The subglacial fluid reservoir near the South Pole is a potential habitat where we can trip Martial life, but there is reason to be skeptical. The water has probably escaped a frozen fate by interacting with hyperchlorates, the water is extremely salty. Some extremophiles could have learned to adapt to these conditions, but Freissinet pointed out that "life remains Surprisingly. "
According to Cabrol, if there is an energy source near the water that can maintain potential life, like volcanic heat, there is hope of finding something down there.
"Life 1.5 kilometers below the surface does not really care what's happening on the surface," she said. "Climate change on the surface does not matter."
If exists on Mars, we would almost need to dig hundreds or thousands of feet deep into all the red stones to find it.

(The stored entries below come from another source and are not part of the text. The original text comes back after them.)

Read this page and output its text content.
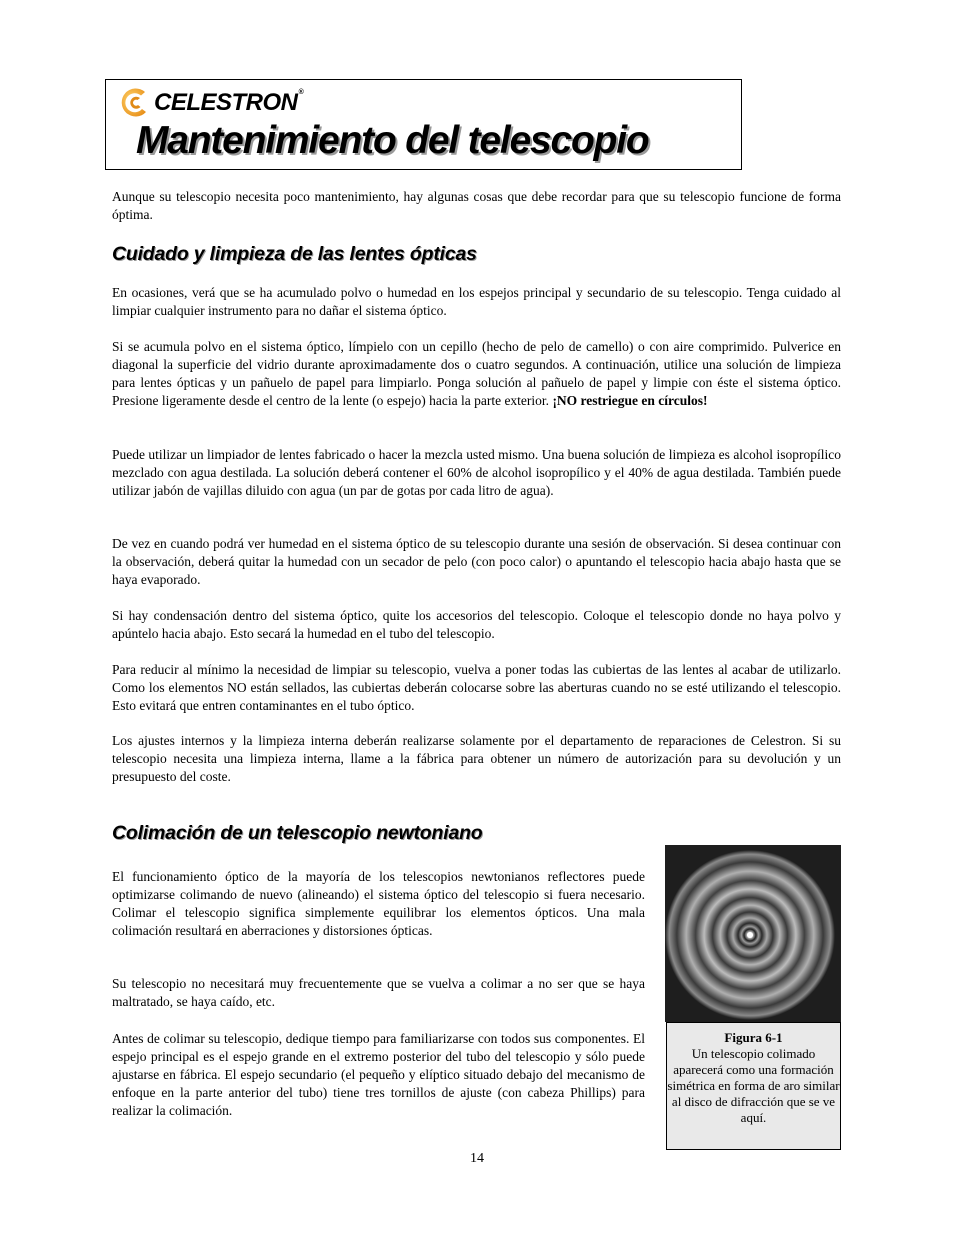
CELESTRON®
Mantenimiento del telescopio

Aunque su telescopio necesita poco mantenimiento, hay algunas cosas que debe recordar para que su telescopio funcione de forma óptima.

Cuidado y limpieza de las lentes ópticas

En ocasiones, verá que se ha acumulado polvo o humedad en los espejos principal y secundario de su telescopio. Tenga cuidado al limpiar cualquier instrumento para no dañar el sistema óptico.

Si se acumula polvo en el sistema óptico, límpielo con un cepillo (hecho de pelo de camello) o con aire comprimido. Pulverice en diagonal la superficie del vidrio durante aproximadamente dos o cuatro segundos. A continuación, utilice una solución de limpieza para lentes ópticas y un pañuelo de papel para limpiarlo. Ponga solución al pañuelo de papel y limpie con éste el sistema óptico. Presione ligeramente desde el centro de la lente (o espejo) hacia la parte exterior. ¡NO restriegue en círculos!

Puede utilizar un limpiador de lentes fabricado o hacer la mezcla usted mismo. Una buena solución de limpieza es alcohol isopropílico mezclado con agua destilada. La solución deberá contener el 60% de alcohol isopropílico y el 40% de agua destilada. También puede utilizar jabón de vajillas diluido con agua (un par de gotas por cada litro de agua).

De vez en cuando podrá ver humedad en el sistema óptico de su telescopio durante una sesión de observación. Si desea continuar con la observación, deberá quitar la humedad con un secador de pelo (con poco calor) o apuntando el telescopio hacia abajo hasta que se haya evaporado.

Si hay condensación dentro del sistema óptico, quite los accesorios del telescopio. Coloque el telescopio donde no haya polvo y apúntelo hacia abajo. Esto secará la humedad en el tubo del telescopio.

Para reducir al mínimo la necesidad de limpiar su telescopio, vuelva a poner todas las cubiertas de las lentes al acabar de utilizarlo. Como los elementos NO están sellados, las cubiertas deberán colocarse sobre las aberturas cuando no se esté utilizando el telescopio. Esto evitará que entren contaminantes en el tubo óptico.

Los ajustes internos y la limpieza interna deberán realizarse solamente por el departamento de reparaciones de Celestron. Si su telescopio necesita una limpieza interna, llame a la fábrica para obtener un número de autorización para su devolución y un presupuesto del coste.

Colimación de un telescopio newtoniano

El funcionamiento óptico de la mayoría de los telescopios newtonianos reflectores puede optimizarse colimando de nuevo (alineando) el sistema óptico del telescopio si fuera necesario. Colimar el telescopio significa simplemente equilibrar los elementos ópticos. Una mala colimación resultará en aberraciones y distorsiones ópticas.

Su telescopio no necesitará muy frecuentemente que se vuelva a colimar a no ser que se haya maltratado, se haya caído, etc.

Antes de colimar su telescopio, dedique tiempo para familiarizarse con todos sus componentes. El espejo principal es el espejo grande en el extremo posterior del tubo del telescopio y sólo puede ajustarse en fábrica. El espejo secundario (el pequeño y elíptico situado debajo del mecanismo de enfoque en la parte anterior del tubo) tiene tres tornillos de ajuste (con cabeza Phillips) para realizar la colimación.

Figura 6-1
Un telescopio colimado aparecerá como una formación simétrica en forma de aro similar al disco de difracción que se ve aquí.
14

Striking it from the surface seems quite unlikely, and even less likely is the thought that life, regardless of what we did on the planet, could resurrect.
But improbability does not mean it's wise to write it as an opportunity. We could see that Martian life is developing one day.
"At this time, there is no way of saying that life can or may not develop on Mars, says Cabrol." When you think you've figured it out, life finds a way to surprise you and be in places you would not expect to be ".